Llamas y humo
Vivimos días de llamas, a los que seguirán años de humo. Arden los bosques, las reservas naturales se convierten en cenizas y mueren 11 miembros de las brigadas contra incendios. Enseguida, la discusión sobre las responsabilidades adquiere temperaturas de incandescencia en los pasillos del Congreso de los Diputados, donde sus correligionarios hubieron de sujetar a Rafael Hernando, elegido en las listas del PP por Almería. Entre tanto, otras hogueras, como las del proyecto de reforma del Estatuto de Cataluña, sirven para hacer señales de humo que se responden allí mismo por los socios del tripartito en prueba de sus desavenencias y por las fuerzas de oposición, a base de CiU y del PP, instaladas en la insaciabilidad y el negativismo. También a distancia surgen respuestas más o menos tiznadas de "buenismo" o de antagonismo, según los variados lugares y colores políticos de la geografía peninsular y de los archipiélagos más o menos adyacentes.
El caso es que España se está quemando un poco más, como cada verano. Y que al calor y a la luz de esas llamas el presidente del Gobierno ha descubierto cómo, a diferencia de las bicicletas de Fernán Gómez que eran para el verano, los bomberos no han de ser contratados de ocasión para cuando calienta el sol, sino profesionales de duración indefinida sin alteración alguna por el cambio de estaciones salvo en el atuendo. Operarios de plena dedicación, de doble uso, capaces de cambiar la manguera por la azada, la cisterna por el tractor, de atender a la poda, de trazar y mantener los cortafuegos, de limpiar de broza los bosques, de desalentar a los excursionistas importadores de la foránea barbacoa, infames traidores a la hispánica fiambrera donde se alojaban, en sucesivos estratos, tortillas de patatas y filetes empanados, cuyo probado carácter ignífugo tanto ayudó a la repoblación forestal de cuando entonces.
Claro que cabe apostar por la rápida extinción de estas proclamas de ofertas laborales surgidas en momentos tan graves. Porque vivimos tiempos de profunda aversión al empleo fijo, al que se considera portador de todas las inercias disfuncionales, poco competitivo y más gravoso. Por eso vendrán los apóstoles de la eficiencia y el bajo coste para propugnar enseguida que se acabe cediendo ante la presión de los subcontratados, mucho más baratos para el contribuyente, sin experiencia alguna, como si fueran intercambiables por quienes conocen el monte porque han vivido en sus entrañas.

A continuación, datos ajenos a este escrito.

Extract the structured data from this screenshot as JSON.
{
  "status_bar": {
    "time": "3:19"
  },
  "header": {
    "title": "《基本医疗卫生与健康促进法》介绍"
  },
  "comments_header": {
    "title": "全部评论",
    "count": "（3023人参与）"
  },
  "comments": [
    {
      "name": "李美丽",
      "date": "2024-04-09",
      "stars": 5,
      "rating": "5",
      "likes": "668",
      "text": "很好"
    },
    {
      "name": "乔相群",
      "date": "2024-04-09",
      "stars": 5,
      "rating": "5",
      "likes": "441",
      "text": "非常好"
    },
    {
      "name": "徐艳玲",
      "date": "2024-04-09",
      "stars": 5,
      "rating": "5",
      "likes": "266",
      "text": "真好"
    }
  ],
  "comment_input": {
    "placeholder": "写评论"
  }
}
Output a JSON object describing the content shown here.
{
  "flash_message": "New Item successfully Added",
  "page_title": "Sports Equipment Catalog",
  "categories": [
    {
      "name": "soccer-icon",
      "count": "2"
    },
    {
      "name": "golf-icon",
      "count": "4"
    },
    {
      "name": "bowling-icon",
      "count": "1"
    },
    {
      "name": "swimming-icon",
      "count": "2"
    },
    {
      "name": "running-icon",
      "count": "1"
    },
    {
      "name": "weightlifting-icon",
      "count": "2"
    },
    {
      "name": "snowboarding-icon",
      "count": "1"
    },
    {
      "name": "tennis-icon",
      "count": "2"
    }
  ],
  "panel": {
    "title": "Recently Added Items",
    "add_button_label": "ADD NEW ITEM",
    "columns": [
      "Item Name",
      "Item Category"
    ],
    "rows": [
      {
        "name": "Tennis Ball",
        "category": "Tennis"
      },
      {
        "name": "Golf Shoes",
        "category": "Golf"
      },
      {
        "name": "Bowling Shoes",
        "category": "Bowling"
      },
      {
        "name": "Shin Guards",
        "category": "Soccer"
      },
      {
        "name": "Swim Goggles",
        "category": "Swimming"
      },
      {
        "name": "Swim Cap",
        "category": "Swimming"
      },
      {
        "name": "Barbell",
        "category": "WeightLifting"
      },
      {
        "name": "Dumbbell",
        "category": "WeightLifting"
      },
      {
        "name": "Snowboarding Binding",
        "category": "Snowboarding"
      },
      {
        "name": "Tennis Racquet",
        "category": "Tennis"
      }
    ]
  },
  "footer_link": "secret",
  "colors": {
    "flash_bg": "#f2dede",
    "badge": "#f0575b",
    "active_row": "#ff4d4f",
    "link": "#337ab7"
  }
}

Queda de todas maneras comprobado que cuanto ahorremos en las políticas agrarias y en el sostenimiento de la población rural lo acabaremos pagando multiplicado en guardas forestales y brigadas de bomberos, encuadrados por empresas que serán pingües negocios.
Buen momento para recordar aquí la anotación de Víctor Hugo en su diario según la cual "las revoluciones, como los volcanes, tienen sus días de llamas y sus años de humo". Porque lo mismo puede predicarse sobre la iluminación y la toxicidad de los incendios forestales o de los atentados terroristas, obra del extremismo fundamentalista islámico, que acaban de reaparecer estos días en Londres y en Sharm el Sheij. Mientras se registran olas de pánico y se sacrifican en busca de la seguridad derechos cívicos y garantías democráticas, se impone también conceder, como escribe Stefan Zweig en su deslumbrante biografía de Erasmo, que el instinto de violencia no es por sí mismo una amenaza universal, que la mera violencia tiene un aliento escaso, que golpea ciega y rabiosamente pero que, falta de objetivos y corta de ideas, se desploma impotente tras sus súbitos estallidos, los cuales, según muestra la historia, nunca han sido peligrosos sin la guía de un orden efectivo.
Todos los conflictos violentos de la humanidad, insiste nuestro autor, se deben menos al afán genérico de violencia que a la existencia de alguna ideología que la desata contra quienes considera sus antagonistas. A fin de cuentas, es el fanático quien, al reconocer sólo su sistema y admitir sólo su verdad, tiene que hacer uso de la violencia para reprimir cualquier manifestación de diversidad. Por eso, concluye Zweig que es el fanatismo inflexible, genio de la parcialidad y enemigo jurado de la universalidad, prisionero de una sola idea, el que trae la violencia al mundo. Atentos.